Per questa sua natura, il Mediterraneo accumula energia termica, nel semestre caldo, per conservarla e ridistribuirla all’atmosfera circostante nel semestre freddo. Le perturbazioni da qualsiasi zona provengano non conservano la struttura di origine ma tendono a rompersi o intensificarsi, cambiando direzione e rendendo spesso complessa la previsione.
La trasformazione più interessante che subiscono le perturbazioni che giungono sul mar Mediterraneo consiste nel manifestarsi di ciclogenesi, ovvero nella formazione e sviluppo di minimi di pressione in determinate aree preferenziali, generalmente sottovento alle catene montuose.
Infatti le correnti che giungono sul bacino, incontrando una barriera, tendono a far accumulare aria sopravvento ad essa (aumento di pressione) e a produrne una diminuzione di pressione sottovento. Secondo il luogo ove la depressione si forma, si possono distinguere sul Mediterraneo vari tipi di ciclogenesi. Alle ciclogenesi delle Baleari, del Golfo del Leone, del Golfo di Genova e della Pianura Padana è generalmente associato un tipo di tempo da ovest o da nordovest, umido e relativamente mite, che si può definire “atlantico”. Alle ciclogenesi del Golfo di Trieste, del Tirreno centromeridionale, dello Ionio e dell’Egeo è associato, di solito, un tipo di tempo relativamente freddo che si può definire “continentale”. Alle ciclogenesi del Marocco, dell’Algeria, della Tripolitania e della Cirenaica è associato un tipo di tempo da sud che si può definire “africano”.

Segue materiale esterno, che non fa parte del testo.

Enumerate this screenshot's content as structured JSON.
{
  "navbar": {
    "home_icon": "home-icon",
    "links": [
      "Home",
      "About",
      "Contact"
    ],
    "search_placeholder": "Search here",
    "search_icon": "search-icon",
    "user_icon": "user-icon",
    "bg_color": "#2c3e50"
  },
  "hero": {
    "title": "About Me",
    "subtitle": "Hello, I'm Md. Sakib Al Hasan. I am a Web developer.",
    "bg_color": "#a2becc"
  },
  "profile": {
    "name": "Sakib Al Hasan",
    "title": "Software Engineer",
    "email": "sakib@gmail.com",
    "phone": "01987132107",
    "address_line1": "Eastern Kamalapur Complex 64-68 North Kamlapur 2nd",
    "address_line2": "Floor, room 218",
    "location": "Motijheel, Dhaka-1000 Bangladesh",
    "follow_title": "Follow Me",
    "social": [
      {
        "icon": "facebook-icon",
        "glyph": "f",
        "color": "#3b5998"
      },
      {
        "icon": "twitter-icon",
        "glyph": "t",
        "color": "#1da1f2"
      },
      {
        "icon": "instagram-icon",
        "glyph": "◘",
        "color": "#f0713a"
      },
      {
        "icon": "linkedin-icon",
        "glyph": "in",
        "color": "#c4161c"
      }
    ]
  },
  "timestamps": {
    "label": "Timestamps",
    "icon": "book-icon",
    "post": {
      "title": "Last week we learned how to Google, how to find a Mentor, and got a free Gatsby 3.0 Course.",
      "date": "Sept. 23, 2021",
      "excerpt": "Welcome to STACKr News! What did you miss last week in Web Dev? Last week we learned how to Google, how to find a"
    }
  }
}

Prendendo in considerazione il periodo dal 1980 al 2004, le ciclogenesi con un minimo minore di 1000 hPa verificate sono state 355. Le ciclogenesi associate a sistemi perturbati atlantici sono le più numerose, in particolare quelle del Golfo Ligure (G1+G2), 88 casi, e quelle del Golfo del Leone (L1+L2), 65 casi, insieme rappresentano il 43% di tutte le ciclogenesi dell’intero periodo di 25 anni. Tra le africane prevalgono le ciclogenesi dell’Algeria (Aa1+Aa2) con 38 casi.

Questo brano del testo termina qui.